Tomás responde: É conveniente, de acordo com o direito, afastar alguns do ofício de advogado?

O advogado: Alegre-se, esposinha, agora você tem o novo chapéu que você deseja a tanto tempo – e um casaco de pele você também terá! 
Esposa: Bem, querido Albert, então você deve ter absolvido um grande velhaco!
(1901)

Parece que não é conveniente, de acordo com o direito, afastar alguns do ofício de advogado:

1. Com efeito, ninguém deve ser impedido de cumprir uma obra de misericórdia. Ora, patrocinar causas nos processos é obra de misericórdia. Logo, ninguém deve ser afastado desse ofício.

2. Além disso, um mesmo efeito não pode ser produzido por causas contrárias. Ora, dar-se às coisas divinas e dar-se ao pecado são coisas contrárias. Logo, não parece conveniente que se excluam do ofício de advogado alguns, por motivo de religião, como monges e clérigos, e outros, em razão de suas culpas, tais os infames e os hereges.

3. Ademais, deve-se amar o próximo como a si mesmo. Ora, é levado pelo amor que o advogado patrocina causas de outrem. Logo, é absurdo proibir patrocinar as causas alheias àqueles aos quais é facultado o direito de advogar em seu próprio favor.

EM SENTIDO CONTRÁRIO, o direito interdiz a numerosas pessoas o ofício de pleitear.

Pode alguém ver-se impedido de cumprir um ato por duas razões: por incapacidade e por inconveniência. Mas, a incapacidade é um impedimento absoluto, ao passo que a inconveniência é um impedimento relativo que cede diante da necessidade. Assim alguns são excluídos do ofício de advogado por incapacidade, pois carecem dos sentidos internos, como os alienados e impúberes, ou dos sentidos externos, como os surdos e mudos. Pois o advogado precisa não só de competência no saber, que o torna capaz de demonstrar a justiça da causa que defende, como há de ter também a facilidade de falar e de escutar, para bem se defender e ouvir o que lhe dizem. Assim, quem é defeituoso nesses pontos está absolutamente excluído de advogar para si ou para outrem.
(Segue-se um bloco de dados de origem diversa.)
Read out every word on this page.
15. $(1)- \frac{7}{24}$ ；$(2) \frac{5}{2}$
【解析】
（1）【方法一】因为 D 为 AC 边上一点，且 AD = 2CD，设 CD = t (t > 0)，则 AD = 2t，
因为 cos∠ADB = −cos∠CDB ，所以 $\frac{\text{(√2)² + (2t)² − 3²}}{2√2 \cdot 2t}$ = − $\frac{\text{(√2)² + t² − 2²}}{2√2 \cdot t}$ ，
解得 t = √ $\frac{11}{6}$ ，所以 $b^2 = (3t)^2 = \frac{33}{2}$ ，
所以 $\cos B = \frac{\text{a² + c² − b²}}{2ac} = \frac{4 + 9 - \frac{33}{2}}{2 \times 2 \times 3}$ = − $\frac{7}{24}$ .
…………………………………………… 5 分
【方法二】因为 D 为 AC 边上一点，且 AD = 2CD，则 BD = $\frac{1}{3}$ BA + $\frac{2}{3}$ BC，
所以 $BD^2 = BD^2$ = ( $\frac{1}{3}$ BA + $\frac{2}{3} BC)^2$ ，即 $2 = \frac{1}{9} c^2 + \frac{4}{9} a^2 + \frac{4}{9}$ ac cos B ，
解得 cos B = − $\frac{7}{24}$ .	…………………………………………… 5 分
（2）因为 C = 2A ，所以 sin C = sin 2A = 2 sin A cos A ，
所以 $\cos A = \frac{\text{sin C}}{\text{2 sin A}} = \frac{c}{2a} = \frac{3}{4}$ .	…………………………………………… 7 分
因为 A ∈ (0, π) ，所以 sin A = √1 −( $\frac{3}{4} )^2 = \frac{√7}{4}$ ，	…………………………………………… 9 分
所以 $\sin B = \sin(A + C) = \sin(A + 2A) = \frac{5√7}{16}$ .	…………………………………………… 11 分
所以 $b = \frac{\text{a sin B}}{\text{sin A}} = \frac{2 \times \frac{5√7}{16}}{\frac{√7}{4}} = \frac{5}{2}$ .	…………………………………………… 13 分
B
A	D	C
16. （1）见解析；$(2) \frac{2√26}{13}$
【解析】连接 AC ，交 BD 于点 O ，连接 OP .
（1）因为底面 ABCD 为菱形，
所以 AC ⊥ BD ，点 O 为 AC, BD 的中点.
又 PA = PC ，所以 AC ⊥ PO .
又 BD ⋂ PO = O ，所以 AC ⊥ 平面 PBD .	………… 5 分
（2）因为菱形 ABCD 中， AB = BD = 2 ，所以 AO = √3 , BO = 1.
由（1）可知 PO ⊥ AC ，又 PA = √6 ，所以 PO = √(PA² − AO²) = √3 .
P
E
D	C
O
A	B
Por seu lado, a conveniência exigida nesse ofício dele exclui alguns, por duplo motivo. Uns se acham ligados por deveres mais elevados. Assim, não é conveniente que monges e sacerdotes sejam advogados em qualquer causa, e os clérigos, em tribunais seculares. Pois tais pessoas são consagradas às coisas divinas. Outros têm um defeito pessoal, corporal, como os cegos, que não poderiam intervir no processo de maneira conveniente; ou espiritual, pois não fica bem que se ponha a defender a justiça em favor de outrem quem a desprezou em seu particular. Eis por que os infames, os infiéis e os condenados por crimes graves não são admitidos como advogados.

Contudo, a necessidade pode prevalecer sobre esses motivos de conveniência. Nesse caso, tais pessoas poderão exercer o ofício de advogado em seu próprio favor ou daqueles que lhes são chegados. Os clérigos poderiam, assim, defender a causa de suas igrejas, e os monges a de seu mosteiro, se o abade o ordenar.

Quanto às objeções iniciais, portanto, deve-se dizer que:

1. Encontram-se alguns impedidos de praticar obras de misericórdia, quer por incapacidade, seja por inconveniência. Pois nem todas as obras de misericórdia convêm a todos; aos insensatos não fica bem o encargo de dar conselhos, nem aos ignorantes a missão de ensinar.

2. Como a virtude se perde por excesso ou por defeito, assim a inconveniência pode provir da demasia ou da falta. Daí resulta que alguns são afastados de patrocinar causas, porque suas funções os elevam acima desse ofício, como os religiosos e clérigos. Outros, ao invés, estão abaixo do que exige tal ofício; é o caso dos infames e infiéis.

3. O homem não tem tanta necessidade de defender causas alheias como as próprias; pois os outros podem prover-se de outra maneira. A comparação não vem ao caso.